Sunderland had given no sign that he had received Wilding's communication. And Wilding drew his own contemptuous conclusions of the Secretary of State's cautious policy. It was a fortnight later--when London was settling down again from the diversion of excitement created by the news of Argyle's defeat in Scotland--before Mr. Wilding attempted to approach Sunderland again. He awaited a favourable opportunity, and this he had when London was thrown into consternation by the alarming news of the Duke of Somerset's urgent demand for reinforcements. Unless he had them, he declared, the whole country was lost, as he could not get the militia to stand, whilst Lord Stawell's regiment were all fled and mostly gone over to the rebels at Bridgwater.
This was grave news, but it was followed in a few days by graver. The affair at Philips Norton was exaggerated by report into a wholesale defeat of the loyal army, and it was reported--on, apparently, such good authority that it received credence in quarters that might have waited for official news--that the Duke of Albemarle had been slain by the militia which had mutinied and deserted to Monmouth.
It was while this news was going round that Sunderland--in a moment of panic--at last vouchsafed an answer to Mr. Wilding's letters, and he vouchsafed it in person, just as Wilding--particularly since Disney's arrest--was beginning to lose all hope. He came one evening to Mr. Wilding's lodgings in Covent Garden, unattended and closely muffled, and he remained closeted with the Duke's ambassador for nigh upon an hour, at the end of which he entrusted Mr. Wilding with a letter for the Duke, very brief but entirely to the point, which expressed him Monmouth's most devoted servant.
"You may well judge, sir," he had said at parting, "that this is not such a letter as I should entrust to any man."
Mr. Wilding had bowed gravely, and gravely he had expressed himself sensible of the exceptional honour his lordship did him by such a trust.
"And I depend upon you, sir, as you are a man of honour, to take such measures as will ensure against its falling into any but the hands for which it is intended."

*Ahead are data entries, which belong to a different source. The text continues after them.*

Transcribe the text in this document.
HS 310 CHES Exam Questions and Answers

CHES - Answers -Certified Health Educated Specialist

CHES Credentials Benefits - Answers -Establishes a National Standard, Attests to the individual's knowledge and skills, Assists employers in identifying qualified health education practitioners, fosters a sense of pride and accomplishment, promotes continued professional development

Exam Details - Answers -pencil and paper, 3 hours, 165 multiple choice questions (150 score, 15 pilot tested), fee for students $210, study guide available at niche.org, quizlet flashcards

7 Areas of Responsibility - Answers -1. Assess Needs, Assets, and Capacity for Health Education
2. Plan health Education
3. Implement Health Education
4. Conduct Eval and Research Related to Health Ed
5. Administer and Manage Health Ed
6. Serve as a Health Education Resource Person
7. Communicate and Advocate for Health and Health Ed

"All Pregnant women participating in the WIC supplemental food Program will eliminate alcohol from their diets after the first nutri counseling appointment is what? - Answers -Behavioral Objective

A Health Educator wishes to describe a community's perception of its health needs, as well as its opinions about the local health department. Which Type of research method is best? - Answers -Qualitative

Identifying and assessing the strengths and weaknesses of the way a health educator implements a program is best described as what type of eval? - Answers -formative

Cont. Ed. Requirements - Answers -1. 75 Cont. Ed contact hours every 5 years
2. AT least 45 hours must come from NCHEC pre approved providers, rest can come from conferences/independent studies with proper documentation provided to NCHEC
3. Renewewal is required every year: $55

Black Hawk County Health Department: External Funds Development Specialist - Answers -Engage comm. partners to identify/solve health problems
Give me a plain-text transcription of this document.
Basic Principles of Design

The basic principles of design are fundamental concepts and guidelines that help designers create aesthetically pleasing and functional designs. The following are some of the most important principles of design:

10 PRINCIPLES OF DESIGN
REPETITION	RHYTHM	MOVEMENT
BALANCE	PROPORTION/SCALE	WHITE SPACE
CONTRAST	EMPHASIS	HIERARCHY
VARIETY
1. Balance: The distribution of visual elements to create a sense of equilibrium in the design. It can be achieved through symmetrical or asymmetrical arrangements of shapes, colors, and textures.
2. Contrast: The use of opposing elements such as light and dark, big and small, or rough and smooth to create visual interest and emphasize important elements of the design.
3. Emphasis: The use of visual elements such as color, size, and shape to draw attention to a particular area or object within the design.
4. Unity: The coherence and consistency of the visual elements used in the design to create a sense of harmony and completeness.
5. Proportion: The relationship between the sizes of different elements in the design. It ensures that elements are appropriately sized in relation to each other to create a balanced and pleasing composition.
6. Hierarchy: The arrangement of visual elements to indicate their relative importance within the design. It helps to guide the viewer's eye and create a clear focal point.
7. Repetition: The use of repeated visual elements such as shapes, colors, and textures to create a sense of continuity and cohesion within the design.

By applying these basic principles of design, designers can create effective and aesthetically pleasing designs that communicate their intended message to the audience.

"As I am a man of honour, you may depend upon me," Mr. Wilding solemnly promised. "Will your lordship give me three lines above your signature that will save me from molestation; thus you will facilitate the preservation of this letter."
"I had already thought of that," was Sunderland's answer, and he placed before Mr. Wilding three lines of writing signed and sealed which enjoined all, straitly, in the King's name to suffer the bearer to pass and repass and to offer him no hindrance.